By contrast, the older, grey-haired generation of art lovers and international tourists made up the 6.4 million that headed for the National Gallery, with its more pluralistic, uncontroversial offering of old world classical and pre-modernist artistic charm.

So Serota has always had to work with the cards he’s been dealt, which is an uneven historical collection and Tate Britain’s overlap with competing institutions. His vision has seemed fixed on developing Tate as a world-beating international art institution, and focus on Tate Modern rather than worrying too much about unscrambling the institutional and cultural confusion of Tate Britain. But fifteen years after it was split out, Tate Britain’s status as the national institution for British art seems increasingly anachronistic.

Future of cultural policy in the UK is uncertain

And while Curtis’s and Dercon’s departures may just be bad luck and coincidence, both come at a time when the future of cultural policy in the UK is uncertain: in a week’s time British voters will be electing a new government, and the outcome is anyone’s guess.

Tate, like all the big British museums, has had to deal with swingeing cuts to its government funding under the current coalition of Conservatives and Liberals. But taking a look at the three main parties’ election manifestos, it’s clear that no party is making any promises about increasing funding for national museums (see As the UK Gets Ready for General Election, What’s in It for the Art Industry? ).
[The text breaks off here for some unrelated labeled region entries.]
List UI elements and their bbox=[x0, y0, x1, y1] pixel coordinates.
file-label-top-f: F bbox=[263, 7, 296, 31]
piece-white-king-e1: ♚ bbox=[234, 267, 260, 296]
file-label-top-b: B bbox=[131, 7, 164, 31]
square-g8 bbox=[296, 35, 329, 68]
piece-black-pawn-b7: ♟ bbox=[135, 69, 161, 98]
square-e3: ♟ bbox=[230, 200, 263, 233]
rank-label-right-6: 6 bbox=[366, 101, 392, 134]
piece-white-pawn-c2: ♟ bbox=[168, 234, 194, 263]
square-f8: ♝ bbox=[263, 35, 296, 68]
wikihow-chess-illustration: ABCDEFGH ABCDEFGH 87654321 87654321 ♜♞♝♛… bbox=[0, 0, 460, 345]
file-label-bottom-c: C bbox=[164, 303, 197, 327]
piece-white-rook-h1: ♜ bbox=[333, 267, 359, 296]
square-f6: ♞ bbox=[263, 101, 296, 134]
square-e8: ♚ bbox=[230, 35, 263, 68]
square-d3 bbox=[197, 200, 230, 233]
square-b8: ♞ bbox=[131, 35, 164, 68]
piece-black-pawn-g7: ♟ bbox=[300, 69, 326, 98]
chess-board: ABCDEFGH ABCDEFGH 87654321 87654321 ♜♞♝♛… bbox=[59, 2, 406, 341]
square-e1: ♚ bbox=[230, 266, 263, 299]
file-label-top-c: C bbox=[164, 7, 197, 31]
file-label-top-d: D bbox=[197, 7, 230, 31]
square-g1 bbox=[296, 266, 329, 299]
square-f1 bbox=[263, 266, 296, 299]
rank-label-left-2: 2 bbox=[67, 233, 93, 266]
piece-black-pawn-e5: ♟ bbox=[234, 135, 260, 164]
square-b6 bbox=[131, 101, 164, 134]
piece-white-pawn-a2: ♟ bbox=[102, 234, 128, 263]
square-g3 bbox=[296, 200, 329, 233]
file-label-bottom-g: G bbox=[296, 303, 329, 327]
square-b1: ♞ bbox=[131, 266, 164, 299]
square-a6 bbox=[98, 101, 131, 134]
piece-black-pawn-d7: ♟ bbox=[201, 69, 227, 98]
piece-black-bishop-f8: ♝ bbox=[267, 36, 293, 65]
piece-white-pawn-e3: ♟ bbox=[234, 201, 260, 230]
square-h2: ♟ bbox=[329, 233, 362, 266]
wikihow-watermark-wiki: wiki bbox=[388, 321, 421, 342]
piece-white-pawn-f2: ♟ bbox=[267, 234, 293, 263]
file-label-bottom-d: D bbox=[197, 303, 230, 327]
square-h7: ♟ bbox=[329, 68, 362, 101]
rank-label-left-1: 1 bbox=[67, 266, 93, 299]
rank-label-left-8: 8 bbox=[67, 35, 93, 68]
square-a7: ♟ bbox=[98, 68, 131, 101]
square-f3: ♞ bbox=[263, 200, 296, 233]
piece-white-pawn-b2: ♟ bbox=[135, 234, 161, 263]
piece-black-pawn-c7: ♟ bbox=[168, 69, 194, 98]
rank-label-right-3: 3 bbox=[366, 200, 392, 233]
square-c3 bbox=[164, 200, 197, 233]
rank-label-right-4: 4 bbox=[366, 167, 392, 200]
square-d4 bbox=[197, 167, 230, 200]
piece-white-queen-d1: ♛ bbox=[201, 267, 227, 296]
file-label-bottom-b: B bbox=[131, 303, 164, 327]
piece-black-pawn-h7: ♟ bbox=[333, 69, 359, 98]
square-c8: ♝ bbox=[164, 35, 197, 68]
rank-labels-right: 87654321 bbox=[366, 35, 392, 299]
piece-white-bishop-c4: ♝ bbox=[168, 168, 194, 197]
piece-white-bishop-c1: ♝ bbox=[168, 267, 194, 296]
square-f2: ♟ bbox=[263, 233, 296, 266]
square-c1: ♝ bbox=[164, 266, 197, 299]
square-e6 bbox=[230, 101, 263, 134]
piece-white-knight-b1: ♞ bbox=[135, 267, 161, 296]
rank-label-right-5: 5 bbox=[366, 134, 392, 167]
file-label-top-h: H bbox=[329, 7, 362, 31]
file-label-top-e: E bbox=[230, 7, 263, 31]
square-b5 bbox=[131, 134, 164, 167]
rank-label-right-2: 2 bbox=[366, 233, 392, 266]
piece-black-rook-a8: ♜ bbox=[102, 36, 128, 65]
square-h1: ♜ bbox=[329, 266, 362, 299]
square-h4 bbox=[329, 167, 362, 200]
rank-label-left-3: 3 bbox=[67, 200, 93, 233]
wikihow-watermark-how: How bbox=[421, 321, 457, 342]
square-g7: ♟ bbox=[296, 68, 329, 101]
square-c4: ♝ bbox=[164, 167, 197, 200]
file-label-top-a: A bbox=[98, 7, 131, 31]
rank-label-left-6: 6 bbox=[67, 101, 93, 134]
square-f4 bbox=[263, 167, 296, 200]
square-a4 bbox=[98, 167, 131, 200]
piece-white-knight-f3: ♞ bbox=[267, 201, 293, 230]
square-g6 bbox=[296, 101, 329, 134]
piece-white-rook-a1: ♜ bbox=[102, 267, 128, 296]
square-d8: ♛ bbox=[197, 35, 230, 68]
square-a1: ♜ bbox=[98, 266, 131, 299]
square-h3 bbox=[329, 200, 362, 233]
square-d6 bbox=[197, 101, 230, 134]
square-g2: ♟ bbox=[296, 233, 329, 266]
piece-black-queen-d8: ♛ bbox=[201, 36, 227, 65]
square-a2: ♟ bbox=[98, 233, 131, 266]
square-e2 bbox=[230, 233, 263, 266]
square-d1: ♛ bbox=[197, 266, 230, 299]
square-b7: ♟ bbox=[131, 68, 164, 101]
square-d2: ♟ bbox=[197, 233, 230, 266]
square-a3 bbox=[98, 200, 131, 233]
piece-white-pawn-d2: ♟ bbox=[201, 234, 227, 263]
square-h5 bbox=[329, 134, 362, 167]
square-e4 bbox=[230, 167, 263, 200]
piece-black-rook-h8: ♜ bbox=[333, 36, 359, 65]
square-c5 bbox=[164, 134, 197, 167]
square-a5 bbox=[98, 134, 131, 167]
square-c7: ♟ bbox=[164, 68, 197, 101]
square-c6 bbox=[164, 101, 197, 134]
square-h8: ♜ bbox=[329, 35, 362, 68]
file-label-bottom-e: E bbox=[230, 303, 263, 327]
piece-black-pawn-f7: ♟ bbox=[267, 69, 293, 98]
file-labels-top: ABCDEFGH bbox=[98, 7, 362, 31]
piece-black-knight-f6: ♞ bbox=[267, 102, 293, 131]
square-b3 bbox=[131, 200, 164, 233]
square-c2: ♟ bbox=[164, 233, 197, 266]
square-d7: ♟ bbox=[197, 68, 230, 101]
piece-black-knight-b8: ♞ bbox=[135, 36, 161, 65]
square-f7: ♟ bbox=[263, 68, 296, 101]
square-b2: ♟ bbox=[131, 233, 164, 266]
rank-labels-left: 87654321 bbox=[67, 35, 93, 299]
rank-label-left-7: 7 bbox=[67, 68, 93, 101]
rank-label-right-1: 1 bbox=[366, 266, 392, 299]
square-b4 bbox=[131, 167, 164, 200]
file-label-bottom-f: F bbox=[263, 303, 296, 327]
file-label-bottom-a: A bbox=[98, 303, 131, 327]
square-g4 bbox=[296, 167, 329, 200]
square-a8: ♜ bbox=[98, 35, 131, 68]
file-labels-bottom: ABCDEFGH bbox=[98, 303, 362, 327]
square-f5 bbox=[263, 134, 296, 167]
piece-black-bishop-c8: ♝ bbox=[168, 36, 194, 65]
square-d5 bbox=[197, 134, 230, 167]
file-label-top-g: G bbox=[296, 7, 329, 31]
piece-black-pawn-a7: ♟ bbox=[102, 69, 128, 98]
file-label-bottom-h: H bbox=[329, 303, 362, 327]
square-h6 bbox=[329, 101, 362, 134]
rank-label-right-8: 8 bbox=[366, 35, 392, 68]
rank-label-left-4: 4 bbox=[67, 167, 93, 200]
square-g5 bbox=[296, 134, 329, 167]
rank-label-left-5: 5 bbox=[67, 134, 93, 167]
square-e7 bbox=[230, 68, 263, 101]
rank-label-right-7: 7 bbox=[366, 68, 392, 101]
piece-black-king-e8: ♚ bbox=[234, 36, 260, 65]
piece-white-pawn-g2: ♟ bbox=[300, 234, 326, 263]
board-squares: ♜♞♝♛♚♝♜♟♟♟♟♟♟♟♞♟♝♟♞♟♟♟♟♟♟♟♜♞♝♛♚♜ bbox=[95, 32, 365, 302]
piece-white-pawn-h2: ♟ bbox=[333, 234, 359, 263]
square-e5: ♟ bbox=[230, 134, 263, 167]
Meanwhile, alongside funding cuts, the next parliament will likely be overshadowed by the question of national devolution, with Scotland’s Scottish National Party continuing its campaign for further transfers of power and money away from UK central government, after losing the referendum on Scottish independence last year.

In the politicking over devolution, the question of what is meant by “Britain” is set to become a contested issue, and it’s not too farfetched to expect that the question of which institutions get to hold which works of art in their collections might soon be up for grabs.

Where next for Tate?

Faced with cultural uncertainties and funding troubles, one can see why Dercon and Curtis may have been happy to head for the door. Dercon’s move to Berlin parallels Neil MacGregor’s exit from his long tenure as director of the British Museum, to take a job advising the German government on the development of Berlin’s ambitious new arts venue, the Humboldt Forum (see British Museum Director Neil MacGregor To Step Down at the End of the Year).

MacGregor is 68. When the new Tate Modern extension opens, Serota will be 70. Having turned Tate from a wobbly national museum with a patchy collection of old and new into a world-class institution of contemporary art has been Serota’s enduring success. But what it means to have a British gallery of British art has always been an incurable problem, and beyond even Serota’s powers to solve, since it goes to the heart of how we conceive of artworks, their history, and their relevance to a society as fragmented and diverse as Britain’s.

It might not quite be time for Serota to leave the Tate, but it might be time for a very big, very public discussion about what kinds of art museums our not-very-United Kingdom wants or needs.